An experimental vaccine to prevent the mosquito-borne viral illness chikungunya elicited neutralizing antibodies in all 25 adult volunteers who participated in a recent early-stage clinical trial conducted by researchers at the National Institute of Allergy and Infectious Diseases (NIAID), part of the National Institutes of Health. The results are reported in the current issue of The Lancet.
The most distinctive symptom of chikungunya infection is severe joint pain accompanied by headache and fever. There are currently no vaccines or specific drug treatments for chikungunya. Firstentified in East Africa in the early 1950s, chikungunya virus caused sporadic illness in Africa and large urban outbreaks in Thailand and India in the 1960s and 1970s. It first appeared in the Western Hemisphere in late 2013.
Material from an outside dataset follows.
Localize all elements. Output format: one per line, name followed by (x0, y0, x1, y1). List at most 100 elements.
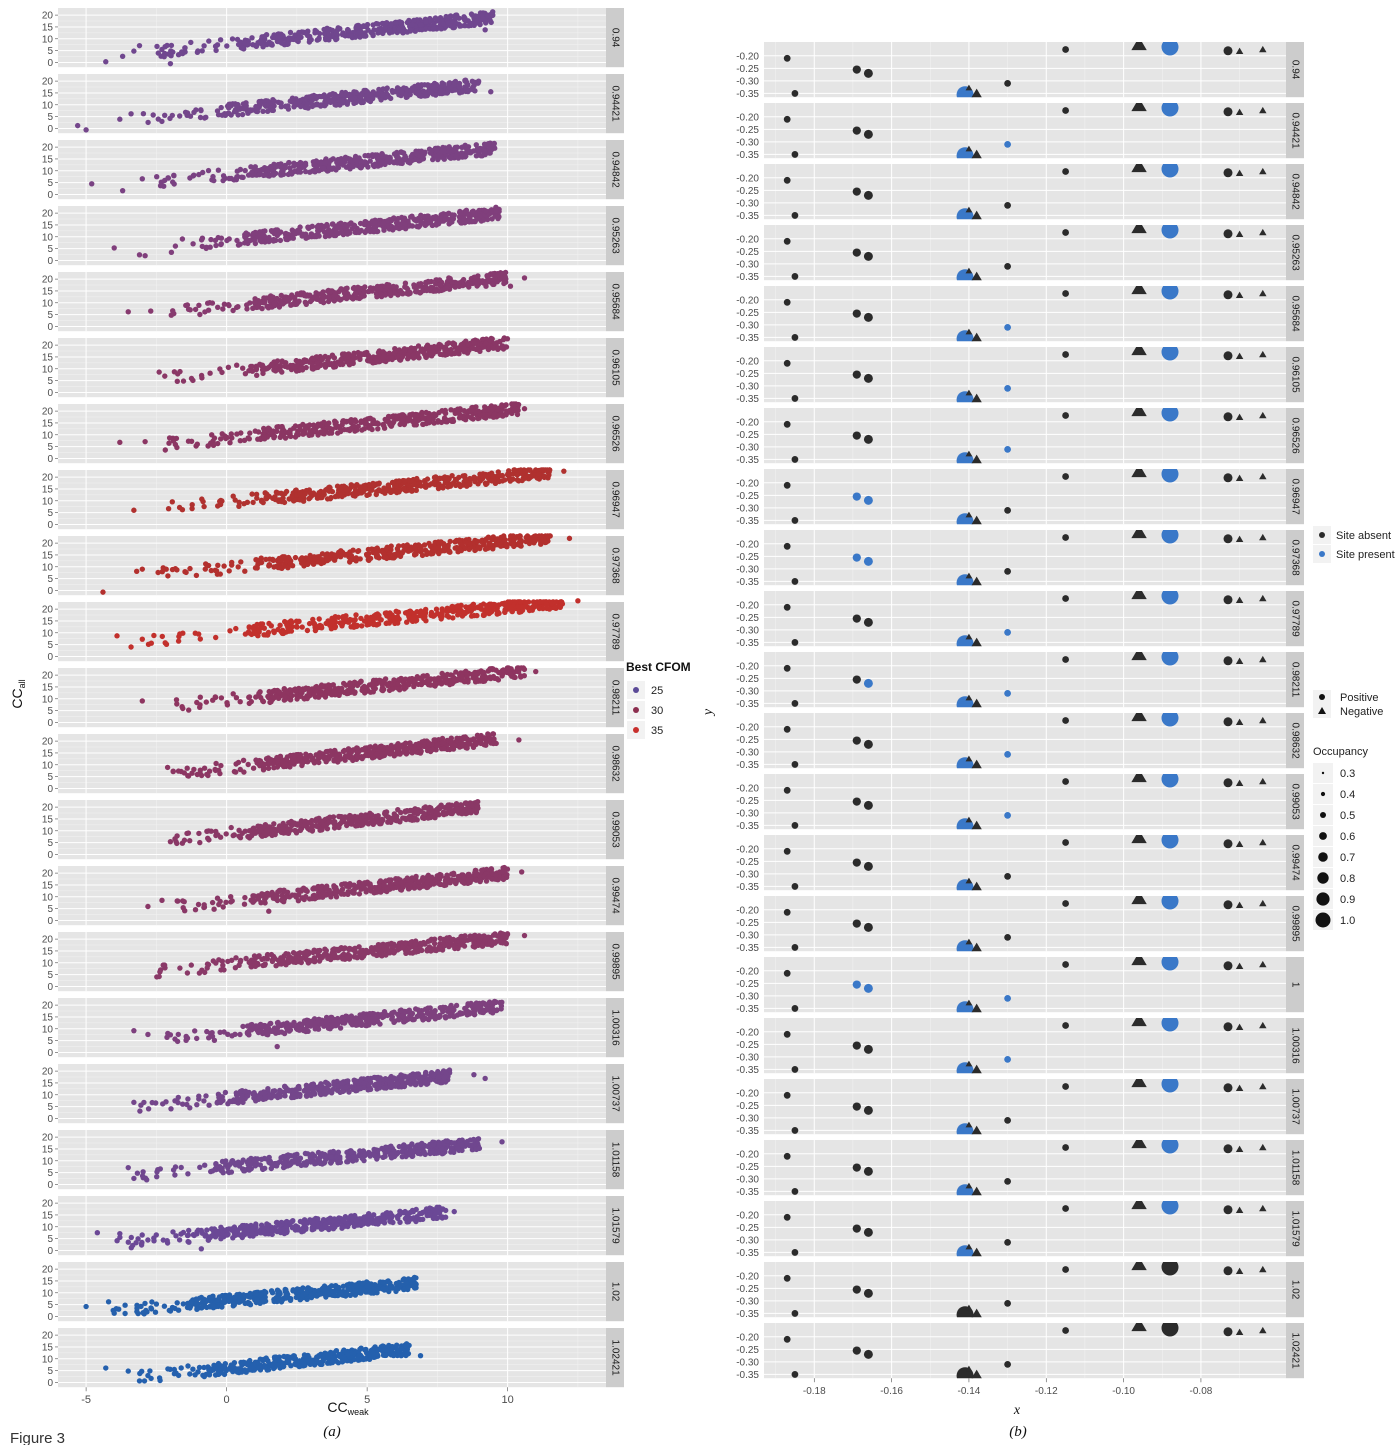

As of August 8, more than 570,000 confirmed or suspected cases had been reported throughout the Americas. In the continental United States, 484 cases have been reported as of August 5, and the first two locally acquired infections were detected in Florida in mid-July.
“The two species of mosquito that spread chikungunya virus are found in parts of the continental United States, so it may just be a matter of time before this illness gains a foothold here,” said NIAID Director Anthony S. Fauci, M.D. “Therefore, it is prudent to begin addressing this emerging public health threat with the development of vaccines, such as this one, which was designed and tested by scientists from the NIAID Vaccine Research Center.”
In 2010, Vaccine Research Center (VRC) scientists and colleagues tested this candidate chikungunya vaccine in non-human primates. All of the immunized animals were protected from infection when later exposed to chikungunya virus.
In the newly reported trial, 23 healthy volunteers received three injections (two other volunteers received two injections) of vaccine at one of three different dosages (10, 20 or 40 micrograms) over a 20-week span. Antibody production was measured at multiple time points following each injection. Investigators detected chikungunya neutralizing antibodies in all volunteers following the second injection, with a significant boost of neutralizing antibodies seen following the third injection. Vaccine-induced antibodies persisted in all volunteers, even those who received the lowest dosage, for at least 11 months after the final vaccination, suggesting that the vaccine could provide durable protection against disease.
“The candidate vaccine prompted a robust immunological response in recipients and was very well tolerated,” noted VRC scientist Julie E. Ledgerwood, D.O., principal investigator of the trial. “Notably, the levels of neutralizing antibody produced in response to the experimental vaccine were comparable to those seen in two patients who had recovered from a chikungunya virus infection acquired elsewhere. This observation gives us additional confidence that this vaccine would provide as much protection as natural infection.”
Whereas traditional vaccines are typically made from either killed viruses or from weakened live viruses, the experimental vaccine used in the trial is a different type: a virus-like particle (VLP) vaccine. VLP vaccines contain the outer shell proteins of a virus without any of the material the virus needs to replicate inside cells. VLP vaccines often prompt an immune reaction similar to that of natural, whole virus and have a number of potential advantages over traditional vaccines, said Dr. Ledgerwood. Notably, because no live viruses are used in their manufacture, VLP vaccines do not need to be produced under high-level biocontainment conditions.
This candidate vaccine was delivered without an adjuvant — a substance added to vaccines to improve the immune response — but still prompted a good response, said Dr. Ledgerwood. If the candidate were to be formulated with an adjuvant, she added, it might be possible to achieve similar immune responses at lower vaccine dosages.